Q: How do you protect against framework version churn when building production agents?
A: The thin adapter pattern: define an abstract interface your application code depends on, and implement it with the framework in a separate module. Your business logic never imports from LangChain or LangGraph directly - it only imports from your interface. When the framework breaks its API, you fix the adapter, not your application. Additionally: pin framework versions in requirements.txt, run integration tests against the pinned version in CI, and allocate explicit time for framework version upgrades rather than treating them as incidental updates.
Q: When is LangGraph strictly better than LangChain's AgentExecutor?
A: LangGraph is better in four situations: (1) the agent needs to revisit earlier steps (cycles) - AgentExecutor is strictly sequential; (2) you need typed state that persists across steps - AgentExecutor has no first-class state schema; (3) you need checkpointing and resume - build a task that pauses waiting for human approval, then resumes; (4) you need human-in-the-loop interruption - interrupt_before=["node_name"] gives you a suspension point AgentExecutor cannot replicate. For a simple linear chain (system prompt → LLM → tool → LLM → output), AgentExecutor and raw API are both fine; LangGraph adds overhead without benefit.
Q: A team wants to use LangChain for their production agent because everyone else does. What would you tell them?

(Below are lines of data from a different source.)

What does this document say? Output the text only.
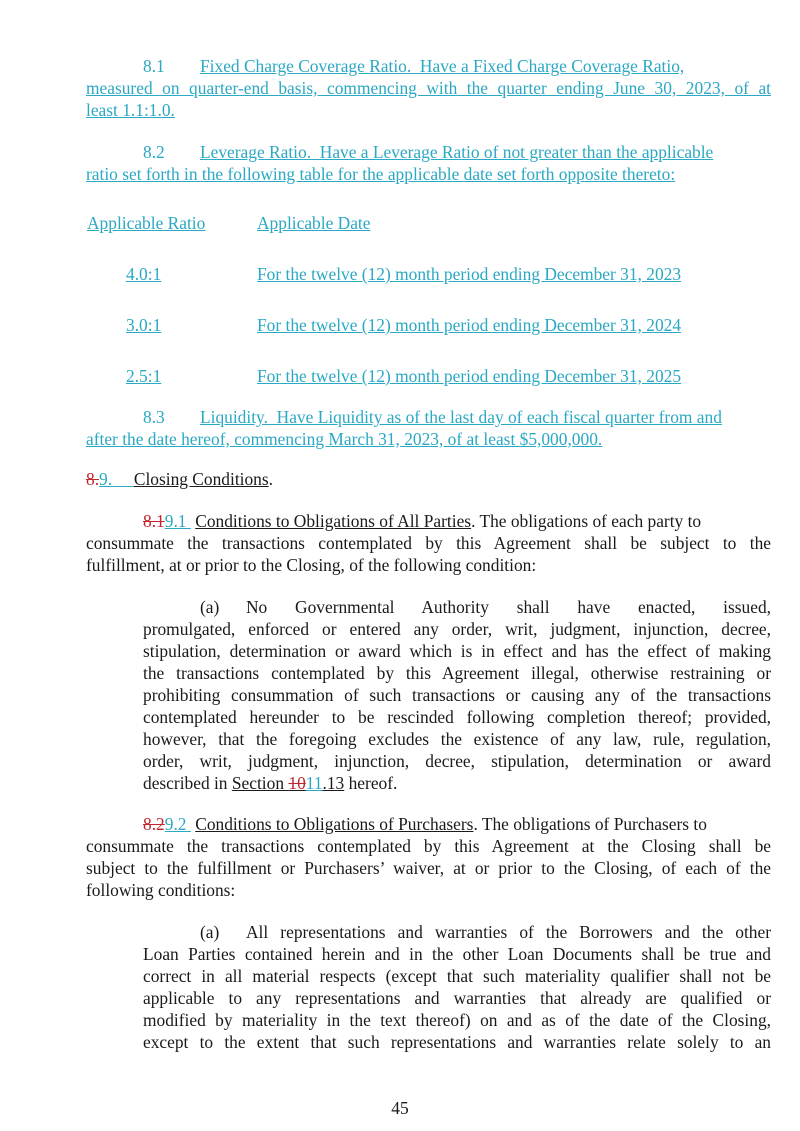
8.1 Fixed Charge Coverage Ratio. Have a Fixed Charge Coverage Ratio,
measured on quarter-end basis, commencing with the quarter ending June 30, 2023, of at
least 1.1:1.0.
8.2 Leverage Ratio. Have a Leverage Ratio of not greater than the applicable
ratio set forth in the following table for the applicable date set forth opposite thereto:
Applicable Ratio	Applicable Date
4.0:1	For the twelve (12) month period ending December 31, 2023
3.0:1	For the twelve (12) month period ending December 31, 2024
2.5:1	For the twelve (12) month period ending December 31, 2025
8.3 Liquidity. Have Liquidity as of the last day of each fiscal quarter from and
after the date hereof, commencing March 31, 2023, of at least $5,000,000.
8.9. Closing Conditions.
8.19.1 Conditions to Obligations of All Parties. The obligations of each party to
consummate the transactions contemplated by this Agreement shall be subject to the
fulfillment, at or prior to the Closing, of the following condition:
(a) No Governmental Authority shall have enacted, issued,
promulgated, enforced or entered any order, writ, judgment, injunction, decree,
stipulation, determination or award which is in effect and has the effect of making
the transactions contemplated by this Agreement illegal, otherwise restraining or
prohibiting consummation of such transactions or causing any of the transactions
contemplated hereunder to be rescinded following completion thereof; provided,
however, that the foregoing excludes the existence of any law, rule, regulation,
order, writ, judgment, injunction, decree, stipulation, determination or award
described in Section 1011.13 hereof.
8.29.2 Conditions to Obligations of Purchasers. The obligations of Purchasers to
consummate the transactions contemplated by this Agreement at the Closing shall be
subject to the fulfillment or Purchasers’ waiver, at or prior to the Closing, of each of the
following conditions:
(a) All representations and warranties of the Borrowers and the other
Loan Parties contained herein and in the other Loan Documents shall be true and
correct in all material respects (except that such materiality qualifier shall not be
applicable to any representations and warranties that already are qualified or
modified by materiality in the text thereof) on and as of the date of the Closing,
except to the extent that such representations and warranties relate solely to an
45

A: I would acknowledge that LangChain's adoption is genuine - the integration ecosystem and community are real advantages. Then I would ask: What specific LangChain features will you actually use? For most production agents, the answer is: the LLM abstraction and maybe 2–3 integrations. That is not enough to justify 50+ transitive dependencies and the API instability risk. I would propose building on raw API with a thin abstraction layer that makes it easy to add LangChain integrations selectively if needed. The social proof argument ("everyone uses LangChain") is not a technical reason - it is a risk avoidance signal that should be examined, not followed automatically.